The failures of the Muslim Brotherhood, and the brief failed experience of free elections have also reinforced this trend. The performance of the Brotherhood, their apparent power grab, social conservatism and sectarian rhetoric, has reinforced the idea that - to quote the late Omar Suleiman “Egyptians are not ready for democracy”. There is now a strong sense that Egyptians should not be trusted with democracy, because when they were given the chance they made an incorrect choice. The coup was not only directed against President Morsi, in a wider sense, it was directed against this new consciousness that was developing; a consciousness that held the nascent promise of breaking down this inferior conception of one’s self.
The new Janissaries are back playing their traditional role, men that speak perfect English, and have apparently liberal credentials, actively participating in the development of the crony capitalist-military alliance at the expense of the possible development of a national progressive bourgeoisie that could act as the backbone of a genuinely democratic system.
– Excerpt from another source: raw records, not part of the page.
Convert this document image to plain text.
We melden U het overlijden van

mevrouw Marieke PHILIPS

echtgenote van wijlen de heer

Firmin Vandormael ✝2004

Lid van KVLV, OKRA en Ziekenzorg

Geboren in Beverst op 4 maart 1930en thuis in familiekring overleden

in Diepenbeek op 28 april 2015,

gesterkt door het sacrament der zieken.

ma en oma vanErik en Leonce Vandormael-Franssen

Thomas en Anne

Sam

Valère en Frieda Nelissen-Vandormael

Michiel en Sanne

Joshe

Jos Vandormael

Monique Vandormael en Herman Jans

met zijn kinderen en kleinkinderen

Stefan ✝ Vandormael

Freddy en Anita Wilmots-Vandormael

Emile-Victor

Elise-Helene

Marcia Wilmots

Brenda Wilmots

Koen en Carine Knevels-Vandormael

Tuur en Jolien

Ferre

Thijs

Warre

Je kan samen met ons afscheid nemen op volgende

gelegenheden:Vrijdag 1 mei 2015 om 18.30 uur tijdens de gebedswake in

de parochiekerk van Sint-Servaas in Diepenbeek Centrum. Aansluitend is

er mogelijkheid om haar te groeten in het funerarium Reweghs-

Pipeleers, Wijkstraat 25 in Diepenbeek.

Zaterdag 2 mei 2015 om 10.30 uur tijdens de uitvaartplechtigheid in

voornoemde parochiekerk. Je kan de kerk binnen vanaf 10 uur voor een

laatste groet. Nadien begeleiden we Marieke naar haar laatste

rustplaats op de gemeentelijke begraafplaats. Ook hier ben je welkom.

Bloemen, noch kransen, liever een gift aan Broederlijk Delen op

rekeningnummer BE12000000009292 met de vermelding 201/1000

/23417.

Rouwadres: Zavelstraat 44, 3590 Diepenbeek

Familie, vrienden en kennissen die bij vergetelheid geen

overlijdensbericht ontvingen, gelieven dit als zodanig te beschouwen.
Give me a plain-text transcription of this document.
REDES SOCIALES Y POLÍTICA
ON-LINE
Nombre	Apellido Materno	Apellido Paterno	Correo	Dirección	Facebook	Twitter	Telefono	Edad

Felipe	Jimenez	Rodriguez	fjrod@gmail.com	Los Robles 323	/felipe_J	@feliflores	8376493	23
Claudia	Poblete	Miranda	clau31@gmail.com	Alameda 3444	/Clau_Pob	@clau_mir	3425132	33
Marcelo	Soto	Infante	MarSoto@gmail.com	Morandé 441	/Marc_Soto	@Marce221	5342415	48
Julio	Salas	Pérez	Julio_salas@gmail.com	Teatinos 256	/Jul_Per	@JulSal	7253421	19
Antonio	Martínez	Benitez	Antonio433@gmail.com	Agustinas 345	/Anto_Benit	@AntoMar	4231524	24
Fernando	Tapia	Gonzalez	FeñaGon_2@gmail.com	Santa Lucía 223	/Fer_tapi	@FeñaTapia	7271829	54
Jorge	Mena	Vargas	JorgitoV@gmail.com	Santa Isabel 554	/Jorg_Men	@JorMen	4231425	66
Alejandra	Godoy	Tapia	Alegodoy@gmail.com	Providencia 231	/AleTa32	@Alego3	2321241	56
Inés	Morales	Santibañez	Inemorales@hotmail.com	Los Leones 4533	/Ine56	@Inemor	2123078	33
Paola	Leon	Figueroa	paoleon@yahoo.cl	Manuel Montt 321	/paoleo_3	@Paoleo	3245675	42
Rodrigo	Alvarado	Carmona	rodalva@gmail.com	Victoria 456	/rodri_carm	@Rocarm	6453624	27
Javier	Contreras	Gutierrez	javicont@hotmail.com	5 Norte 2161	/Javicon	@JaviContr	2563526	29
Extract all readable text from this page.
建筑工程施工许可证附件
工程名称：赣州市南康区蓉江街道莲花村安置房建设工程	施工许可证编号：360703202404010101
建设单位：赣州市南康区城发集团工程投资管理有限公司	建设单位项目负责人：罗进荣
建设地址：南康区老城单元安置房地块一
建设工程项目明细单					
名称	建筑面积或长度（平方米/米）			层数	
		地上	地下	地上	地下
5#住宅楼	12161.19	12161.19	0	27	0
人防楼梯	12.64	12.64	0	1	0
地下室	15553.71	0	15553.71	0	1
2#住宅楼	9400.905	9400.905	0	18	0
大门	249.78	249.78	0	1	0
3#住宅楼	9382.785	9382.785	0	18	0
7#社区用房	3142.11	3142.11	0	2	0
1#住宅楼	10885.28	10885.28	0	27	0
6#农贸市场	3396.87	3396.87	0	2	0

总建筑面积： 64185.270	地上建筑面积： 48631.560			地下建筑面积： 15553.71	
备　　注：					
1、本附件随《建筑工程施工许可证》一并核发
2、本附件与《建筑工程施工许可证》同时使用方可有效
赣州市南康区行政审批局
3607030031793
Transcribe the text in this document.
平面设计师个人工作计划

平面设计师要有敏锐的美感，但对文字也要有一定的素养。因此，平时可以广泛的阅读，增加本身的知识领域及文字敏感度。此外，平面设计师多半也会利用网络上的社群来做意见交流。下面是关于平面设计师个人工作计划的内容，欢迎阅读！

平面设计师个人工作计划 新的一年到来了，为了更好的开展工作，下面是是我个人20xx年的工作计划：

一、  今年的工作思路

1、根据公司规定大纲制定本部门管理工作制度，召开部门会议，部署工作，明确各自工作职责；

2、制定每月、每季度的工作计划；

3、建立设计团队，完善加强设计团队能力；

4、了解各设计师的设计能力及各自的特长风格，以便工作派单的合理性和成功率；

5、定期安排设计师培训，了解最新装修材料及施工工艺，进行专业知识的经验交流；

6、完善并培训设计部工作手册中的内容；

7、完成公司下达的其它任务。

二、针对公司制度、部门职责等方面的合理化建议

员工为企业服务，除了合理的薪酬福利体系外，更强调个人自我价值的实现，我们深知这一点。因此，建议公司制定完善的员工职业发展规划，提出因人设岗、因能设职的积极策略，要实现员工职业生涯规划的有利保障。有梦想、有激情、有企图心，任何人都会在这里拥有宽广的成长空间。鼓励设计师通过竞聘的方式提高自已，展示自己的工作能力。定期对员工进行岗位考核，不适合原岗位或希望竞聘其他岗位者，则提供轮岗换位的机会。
It is important to note that this process is not a simple linear process; not all members of the new Janissaries need to leave the county, they simply just need to fall under the cultural hegemony of the centre.
The Egyptian revolt was not simply a revolt against the tyranny of the crony capitalist-military alliance, it was also a revolt against the prevalent Orientalist conception; the inferiority the Egyptian feels about himself. In this aspect the role of the revolutionary intellectual is of the utmost importance. See the following quote from Edward Said:
“There has been no major revolution in modern history without intellectuals; conversely there has been no major counterrevolutionary movement without intellectuals. Intellectuals have been the fathers and mothers of movements, and of course sons and daughters, even nephews and nieces.”
Hence, resistance against the new Janissaries and the counter revolutionary intellectuals, needs to be fought on the terrain of civil society, where the revolutionary intellectuals deconstruct the current political order and open up the way for a direct assault on the state.